Maudits. Pierre Saint-Servant (dir.), Les Maudits. Ces écrivains qu’on vous interdit de lire, préface d’Alain de Benoist, Paris, La nouvelle librairie, 2019, 406 p., 16, 90 €. Depuis Verlaine et ses « Poètes maudits », la catégorie des maudits est une qualification positive dans les Lettres. Le sens où le mot est entendu ici est donné par le sous-titre : « ces écrivains qu’on vous interdit de lire », et plus précisément les auteurs figurant sur la liste du Comité national des écrivains (CNE) en octobre 1944. La liste, on le sait, était hétérogène. Dans Les Lettres françaises, où elle fut publiée le 21 octobre, un chapeau précisait qu’elle était destinée au seul usage interne à la profession (il ne s’agissait donc pas d’une dénonciation transmise aux tribunaux), et qu’elle était surtout destinée à faire la lumière « sur le degré de culpabilité des “collaborateurs” ». C’était donc, très clairement, une liste d’enquête et non un jugement en soi, mais aussi un appel à investigation qui tirait sa légitimité de celle acquise, de haute lutte, par la résistance communiste. Dans sa magistrale étude sur La Guerre des écrivains (Fayard, 1999), Gisèle Sapiro a parfaitement décrit la manière dont les oppositions nées de la période de guerre ont pesé sur la littérature française ultérieure ainsi que la progressive perte d’influence du CNE. Le présent ouvrage est construit sur une série de notices biographiques consacrée aux écrivains figurant sur cette liste, qualifiés indistinctement de maudits parce qu’«on» interdirait de les lire. Le «on» en question n’est jamais précisé. L’école ? la critique ? Les intellectuels de gauche ? La presse ? La réalité de l’« interdiction » n’est pas mieux analysée. On ne sache pourtant pas que Céline, Marcel Aymé, René Barjavel, Montherlant ou Giono, tous disponibles en livres de poche, n’aient pas de lecteurs. Passons sur les erreurs de détail, qui abondent. Le point de départ de ce livre est donc une imposture intellectuelle, ou, si l’on préfère, un acte de foi idéologique. Il plaide pour qu’on lise à nouveau des hommes comme Pierre-Antoine Cousteau, rallié à l’Allemagne nazie parce qu’elle était « la dernière chance de l’homme blanc » (p. 148). On peut aussi s’en abstenir.

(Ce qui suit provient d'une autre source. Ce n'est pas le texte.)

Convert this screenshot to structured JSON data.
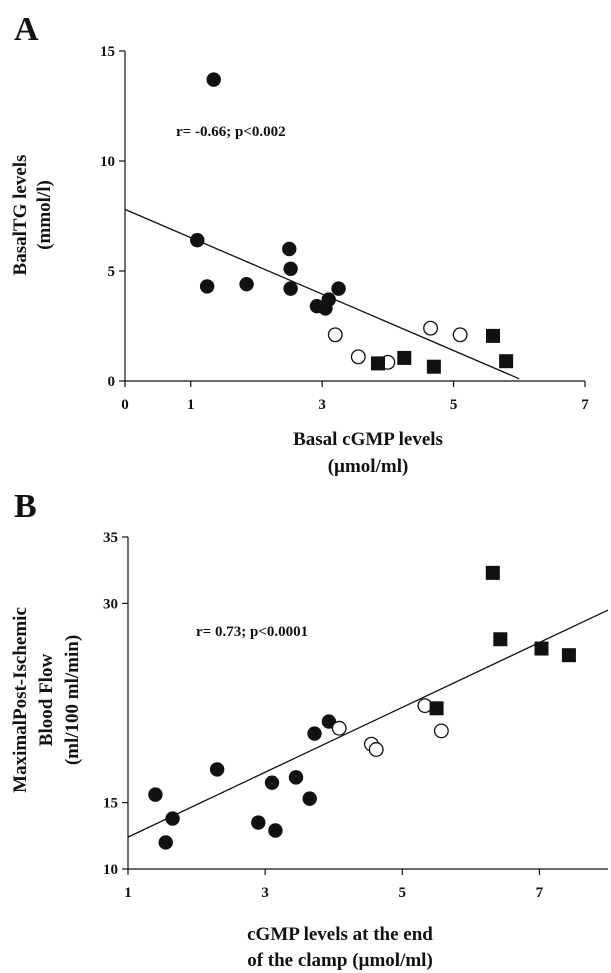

Perec. Cahiers Georges Perec 13. La Disparition – 1969-2019 : un demi-siècle de lectures, Les Venterniers / Le Castor Astral, 2019, 256 p., 20 €. Il est loin le temps où un critique des Nouvelles littéraires pouvait écrire un article sur La Disparition sans se rendre compte que la lettre E n’apparaissait jamais dans le livre. Il est loin le temps – cinquante ans, donc – où l’on pouvait lire La Disparition sans y voir autre chose qu’un exploit gymnique, une acrobatie remarquable, un jeu oulipien bien dans la manière du virtuose des lettres qu’était Perec. Il est loin le temps où l’on scrutait La Disparition à la recherche d’un E hypothétique laissé par l’auteur par négligence ou par jeu, recherche qui finit par aboutir le jour où Gallimard en sortit une réédition hâtive dans laquelle la lettre proscrite apparaissait à quatre reprises, version assez recherchée de nos jours. La Disparition est aujourd’hui le texte le plus connu de Perec, mais connu ne veut pas dire lu : comme le constate Marc Parayre, un des spécialistes de l’ouvrage, « la plupart du temps on ne lit pas La Disparition, on se contente d’en parler». Et pour en parler de docte façon, on ne manque pas d’orateurs, Perec étant un auteur très étudié dans les milieux universitaires. Ceux qui sont réunis dans ce volume ont en commun le souci d’aller plus loin que le lieu commun qui veut que La Disparition, roman sans E, soit avant tout un roman sans « eux », les parents de l’auteur disparus tragiquement. Les articles de ces Cahiers nous conduisent sur des pistes plus ou moins neuves : si celles de l’intertextualité, du roman policier, du rôle stimulant de la contrainte sont déjà bien balisées, celles qui replacent le livre dans le contexte politique de sa rédaction, au moment des événements de Mai 68, sont plus originales. On remarque un intérêt nouveau pour l’histoire racontée dans le livre, l’intrigue, que Perec se refusa à sacrifier à une époque où le Nouveau Roman en faisait peu de cas. D’autres contributions s’attachent à l’aspect métaphysique du roman, à ses brouillons, aux échos qu’il rencontre dans la littérature jeunesse. Le tout dans des articles dont les auteurs, se marchant un peu sur les pieds, reprennent souvent les mêmes citations. Tout cela est très sérieux, un rien jargonnant, et totalement dépourvu de l’humour que Perec ne manquait jamais d’insuffler dans chacun de ses écrits.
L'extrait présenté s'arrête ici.